COMARE (2016) Committee on Medical Aspects of Radiation in the Environment (COMARE) Seventeenth Report. Further consideration of the incidence of cancers around the nuclear installations at Sellafield and Dounreay HMSO: London.
The Importance of Size in Epidemiology
An important factor in epidemiological studies is their size, ie the numbers of observed cases of ill effects in a population. This is because the probability (ie p-value) that an observed effect may be a fluke is affected by both the magnitude of effect and the size of study (Whitely and Ball 2002, Sterne and Smith, 2001). If the study size is small, its findings often will be found to be not statistically significant regardless of the presence of the adverse effect. (Everett et al, 1998). Sadly, the rejection of findings for significance reasons can often hide real risks (Axelson, 2004; Whitley and Ball, 2002).
So what should researchers do with a study having positive findings which do not meet their significance test? First, they should NOT reject the findings. Instead they should report the observed increase and go on to discuss the confidence interval within which 95% (nowadays often 90%) of the observed values lie, so that readers can make up their own minds. They should also consider background evidence, study design, data quality and possible underlying mechanisms, as these are more important than P values or confidence intervals. In particular, they should discuss the health implications of their findings.
Other problems exist with significance testing. The statement that a finding is “not significant” often misleads lay readers into thinking that a reported increase is unimportant or irrelevant.

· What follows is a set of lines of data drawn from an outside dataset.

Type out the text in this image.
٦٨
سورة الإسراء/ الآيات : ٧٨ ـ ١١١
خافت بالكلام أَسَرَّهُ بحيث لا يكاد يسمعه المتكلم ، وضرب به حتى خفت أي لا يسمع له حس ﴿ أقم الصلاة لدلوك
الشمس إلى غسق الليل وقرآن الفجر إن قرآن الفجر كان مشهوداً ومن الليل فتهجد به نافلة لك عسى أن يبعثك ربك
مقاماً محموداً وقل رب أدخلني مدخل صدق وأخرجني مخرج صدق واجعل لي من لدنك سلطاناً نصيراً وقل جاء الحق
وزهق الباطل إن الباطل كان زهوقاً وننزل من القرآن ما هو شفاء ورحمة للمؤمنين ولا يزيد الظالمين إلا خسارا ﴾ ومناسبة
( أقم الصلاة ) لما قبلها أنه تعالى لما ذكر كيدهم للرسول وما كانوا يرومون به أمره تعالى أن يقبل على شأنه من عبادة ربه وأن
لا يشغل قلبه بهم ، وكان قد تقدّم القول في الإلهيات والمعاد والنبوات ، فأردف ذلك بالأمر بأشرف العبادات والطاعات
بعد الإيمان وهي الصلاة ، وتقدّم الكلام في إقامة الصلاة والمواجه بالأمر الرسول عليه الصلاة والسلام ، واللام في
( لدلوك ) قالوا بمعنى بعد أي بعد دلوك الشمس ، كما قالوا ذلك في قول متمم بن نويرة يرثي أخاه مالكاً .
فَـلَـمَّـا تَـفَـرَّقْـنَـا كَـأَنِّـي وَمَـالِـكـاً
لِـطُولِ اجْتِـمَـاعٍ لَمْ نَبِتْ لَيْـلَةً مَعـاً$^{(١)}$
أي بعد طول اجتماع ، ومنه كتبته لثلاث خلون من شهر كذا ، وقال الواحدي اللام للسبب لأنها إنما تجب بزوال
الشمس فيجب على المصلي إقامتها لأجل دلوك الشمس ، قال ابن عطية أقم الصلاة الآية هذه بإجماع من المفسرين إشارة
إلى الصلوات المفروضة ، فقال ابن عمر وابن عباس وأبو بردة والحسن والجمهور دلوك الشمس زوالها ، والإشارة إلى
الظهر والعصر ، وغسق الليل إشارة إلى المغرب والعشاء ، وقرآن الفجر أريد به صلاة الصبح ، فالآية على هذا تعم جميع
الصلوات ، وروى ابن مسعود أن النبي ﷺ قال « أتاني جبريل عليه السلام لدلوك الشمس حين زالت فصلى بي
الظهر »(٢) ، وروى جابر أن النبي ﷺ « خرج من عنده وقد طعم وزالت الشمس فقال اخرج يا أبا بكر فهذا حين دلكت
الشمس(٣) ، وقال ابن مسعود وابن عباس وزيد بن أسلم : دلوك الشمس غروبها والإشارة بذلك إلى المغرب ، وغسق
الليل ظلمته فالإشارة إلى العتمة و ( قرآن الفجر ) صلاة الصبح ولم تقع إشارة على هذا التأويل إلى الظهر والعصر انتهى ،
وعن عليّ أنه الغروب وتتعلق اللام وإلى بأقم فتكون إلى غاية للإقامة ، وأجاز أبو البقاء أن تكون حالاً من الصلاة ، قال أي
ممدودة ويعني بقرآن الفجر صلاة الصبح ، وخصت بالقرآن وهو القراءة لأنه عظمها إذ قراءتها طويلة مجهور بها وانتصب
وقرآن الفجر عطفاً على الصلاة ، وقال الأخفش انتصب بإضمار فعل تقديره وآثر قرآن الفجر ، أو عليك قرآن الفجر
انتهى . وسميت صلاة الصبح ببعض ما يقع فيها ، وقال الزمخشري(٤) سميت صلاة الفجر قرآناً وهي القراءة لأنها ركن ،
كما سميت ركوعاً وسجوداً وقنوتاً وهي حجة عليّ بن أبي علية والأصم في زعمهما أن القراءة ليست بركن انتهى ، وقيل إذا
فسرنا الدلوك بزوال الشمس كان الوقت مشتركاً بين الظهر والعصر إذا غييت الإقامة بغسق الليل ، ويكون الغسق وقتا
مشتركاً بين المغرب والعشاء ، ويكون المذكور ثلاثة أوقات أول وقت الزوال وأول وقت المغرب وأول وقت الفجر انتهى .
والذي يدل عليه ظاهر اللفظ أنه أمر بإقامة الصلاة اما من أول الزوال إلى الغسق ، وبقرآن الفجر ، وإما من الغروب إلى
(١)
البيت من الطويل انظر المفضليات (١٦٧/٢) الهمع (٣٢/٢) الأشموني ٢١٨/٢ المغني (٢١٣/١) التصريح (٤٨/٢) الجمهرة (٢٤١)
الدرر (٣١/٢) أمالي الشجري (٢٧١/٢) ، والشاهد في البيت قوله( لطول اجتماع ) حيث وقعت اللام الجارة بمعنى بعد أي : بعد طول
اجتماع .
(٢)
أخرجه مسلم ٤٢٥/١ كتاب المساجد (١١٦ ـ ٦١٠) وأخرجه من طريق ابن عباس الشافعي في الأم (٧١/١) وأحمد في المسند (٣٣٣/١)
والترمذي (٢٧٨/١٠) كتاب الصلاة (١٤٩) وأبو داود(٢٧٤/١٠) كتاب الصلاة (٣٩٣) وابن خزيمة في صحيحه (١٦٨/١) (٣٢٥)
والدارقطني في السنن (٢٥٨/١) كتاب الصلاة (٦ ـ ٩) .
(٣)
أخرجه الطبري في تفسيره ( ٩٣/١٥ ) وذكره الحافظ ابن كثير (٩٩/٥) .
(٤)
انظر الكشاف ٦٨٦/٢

But in statistics the word “significant” is a specialist adjective used to convey a narrow meaning, viz that the likelihood of an observation being a fluke is less than 5% (assuming a p = 5% test were used). It does NOT mean important or relevant.
Second, such phrases are often used without explaining that the chosen significance level is arbitrary. There is no scientific justification for using a 5% or any other test level: it is merely a matter of convenience. In other words, it is quite possible for results which are “not significant” when a 5% test is applied, could become “significant” when a 10% or other test level were used.

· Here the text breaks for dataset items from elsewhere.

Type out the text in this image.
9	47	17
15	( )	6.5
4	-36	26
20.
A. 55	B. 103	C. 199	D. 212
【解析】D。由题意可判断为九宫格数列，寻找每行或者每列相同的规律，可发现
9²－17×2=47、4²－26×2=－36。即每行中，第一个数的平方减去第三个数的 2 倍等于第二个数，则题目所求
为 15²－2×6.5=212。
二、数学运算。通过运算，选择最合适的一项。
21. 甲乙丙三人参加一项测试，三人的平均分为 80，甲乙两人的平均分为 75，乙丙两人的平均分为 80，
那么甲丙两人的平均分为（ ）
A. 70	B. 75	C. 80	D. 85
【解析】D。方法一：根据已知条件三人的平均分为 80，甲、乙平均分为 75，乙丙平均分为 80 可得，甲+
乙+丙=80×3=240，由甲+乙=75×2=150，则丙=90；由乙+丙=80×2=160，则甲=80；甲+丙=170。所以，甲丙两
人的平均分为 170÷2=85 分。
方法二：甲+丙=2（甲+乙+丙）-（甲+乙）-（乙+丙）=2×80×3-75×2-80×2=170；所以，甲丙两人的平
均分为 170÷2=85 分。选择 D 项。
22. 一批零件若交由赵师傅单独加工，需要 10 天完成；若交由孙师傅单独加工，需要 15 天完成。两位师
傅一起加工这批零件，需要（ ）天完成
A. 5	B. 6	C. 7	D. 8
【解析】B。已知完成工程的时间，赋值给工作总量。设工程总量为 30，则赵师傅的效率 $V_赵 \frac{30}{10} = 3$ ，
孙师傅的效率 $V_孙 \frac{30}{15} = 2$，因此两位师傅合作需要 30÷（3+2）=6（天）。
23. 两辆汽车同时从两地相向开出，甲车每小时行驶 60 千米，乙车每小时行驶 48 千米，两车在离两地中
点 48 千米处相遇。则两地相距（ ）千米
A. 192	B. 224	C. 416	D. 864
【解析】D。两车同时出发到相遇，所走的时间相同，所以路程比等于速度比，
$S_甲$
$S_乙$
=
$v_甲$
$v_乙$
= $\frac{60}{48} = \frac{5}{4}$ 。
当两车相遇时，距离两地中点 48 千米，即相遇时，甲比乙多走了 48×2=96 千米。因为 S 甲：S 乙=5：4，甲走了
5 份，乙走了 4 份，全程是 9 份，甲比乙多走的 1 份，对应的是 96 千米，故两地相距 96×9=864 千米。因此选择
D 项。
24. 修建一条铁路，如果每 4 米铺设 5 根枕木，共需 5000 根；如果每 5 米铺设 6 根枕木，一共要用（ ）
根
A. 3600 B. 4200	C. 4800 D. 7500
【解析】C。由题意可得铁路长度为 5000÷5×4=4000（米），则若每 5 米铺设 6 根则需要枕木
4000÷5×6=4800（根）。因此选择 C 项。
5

The existence of this bad practice has historical parallels. In the past, dozens of health studies financed by tobacco companies acted to sow seeds of doubt about the health effects of cigarette smoking for several decades, as described in US books. See here and here. The dubious use of statistical significance tests was a common stratagem in these studies.
Similarly, big pharmaceutical companies have been shown to run bad trials on their own drugs, which were designed to distort and/or exaggerate their benefits and to minimise their side effects. See here. Again the lack of statistical significance was often used as a ploy in these trials.

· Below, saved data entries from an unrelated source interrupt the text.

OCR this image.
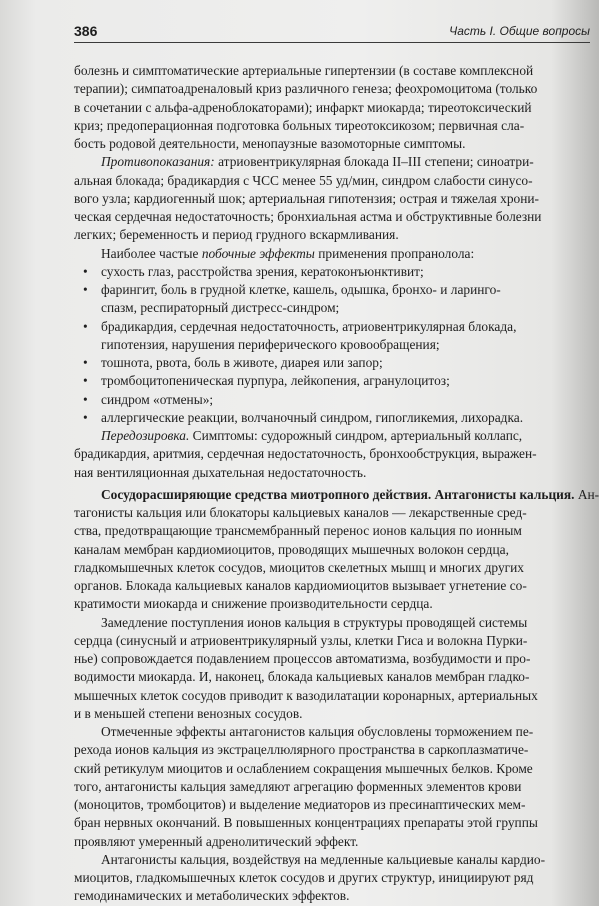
386	Часть I. Общие вопросы
болезнь и симптоматические артериальные гипертензии (в составе комплексной
терапии); симпатоадреналовый криз различного генеза; феохромоцитома (только
в сочетании с альфа-адреноблокаторами); инфаркт миокарда; тиреотоксический
криз; предоперационная подготовка больных тиреотоксикозом; первичная сла-
бость родовой деятельности, менопаузные вазомоторные симптомы.
Противопоказания: атриовентрикулярная блокада II–III степени; синоатри-
альная блокада; брадикардия с ЧСС менее 55 уд/мин, синдром слабости синусо-
вого узла; кардиогенный шок; артериальная гипотензия; острая и тяжелая хрони-
ческая сердечная недостаточность; бронхиальная астма и обструктивные болезни
легких; беременность и период грудного вскармливания.
Наиболее частые побочные эффекты применения пропранолола:
• сухость глаз, расстройства зрения, кератоконъюнктивит;
• фарингит, боль в грудной клетке, кашель, одышка, бронхо- и ларинго-
спазм, респираторный дистресс-синдром;
• брадикардия, сердечная недостаточность, атриовентрикулярная блокада,
гипотензия, нарушения периферического кровообращения;
• тошнота, рвота, боль в животе, диарея или запор;
• тромбоцитопеническая пурпура, лейкопения, агранулоцитоз;
• синдром «отмены»;
• аллергические реакции, волчаночный синдром, гипогликемия, лихорадка.
Передозировка. Симптомы: судорожный синдром, артериальный коллапс,
брадикардия, аритмия, сердечная недостаточность, бронхообструкция, выражен-
ная вентиляционная дыхательная недостаточность.
Сосудорасширяющие средства миотропного действия. Антагонисты кальция. Ан-
тагонисты кальция или блокаторы кальциевых каналов — лекарственные сред-
ства, предотвращающие трансмембранный перенос ионов кальция по ионным
каналам мембран кардиомиоцитов, проводящих мышечных волокон сердца,
гладкомышечных клеток сосудов, миоцитов скелетных мышц и многих других
органов. Блокада кальциевых каналов кардиомиоцитов вызывает угнетение со-
кратимости миокарда и снижение производительности сердца.
Замедление поступления ионов кальция в структуры проводящей системы
сердца (синусный и атриовентрикулярный узлы, клетки Гиса и волокна Пурки-
нье) сопровождается подавлением процессов автоматизма, возбудимости и про-
водимости миокарда. И, наконец, блокада кальциевых каналов мембран гладко-
мышечных клеток сосудов приводит к вазодилатации коронарных, артериальных
и в меньшей степени венозных сосудов.
Отмеченные эффекты антагонистов кальция обусловлены торможением пе-
рехода ионов кальция из экстрацеллюлярного пространства в саркоплазматиче-
ский ретикулум миоцитов и ослаблением сокращения мышечных белков. Кроме
того, антагонисты кальция замедляют агрегацию форменных элементов крови
(моноцитов, тромбоцитов) и выделение медиаторов из пресинаптических мем-
бран нервных окончаний. В повышенных концентрациях препараты этой группы
проявляют умеренный адренолитический эффект.
Антагонисты кальция, воздействуя на медленные кальциевые каналы кардио-
миоцитов, гладкомышечных клеток сосудов и других структур, инициируют ряд
гемодинамических и метаболических эффектов.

I have argued for some time that tests for statistical significance have been misused in epidemiological studies on cancers near nuclear facilities. These in the past have often concluded that such effects do not occur, or they downplayed any effects which did occur.
In fact, copious evidence exists throughout the world – over 60 studies – of raised cancer levels near NPPs. This is discussed in my scientific article in 2014 on a hypothesis to explain cancers near NPPs.
Most (>75%) of these studies found cancer increases but because they were small, their findings were often dismissed as not statistically significant. In other words, they were chucked in the bin marked “not significant” without further consideration.
I would conclude by asking open-minded scientists and observers to reconsider their views about the above 60+ studies and the COMARE reports showing raised cancer levels near NPPs. Just as people were misled about tobacco smoking in previous decades, perhaps we are being misled about raised cancers near NPPs nowadays.
 This is less important in clinical trials where researchers can more easily control the sizes of the populations they compare.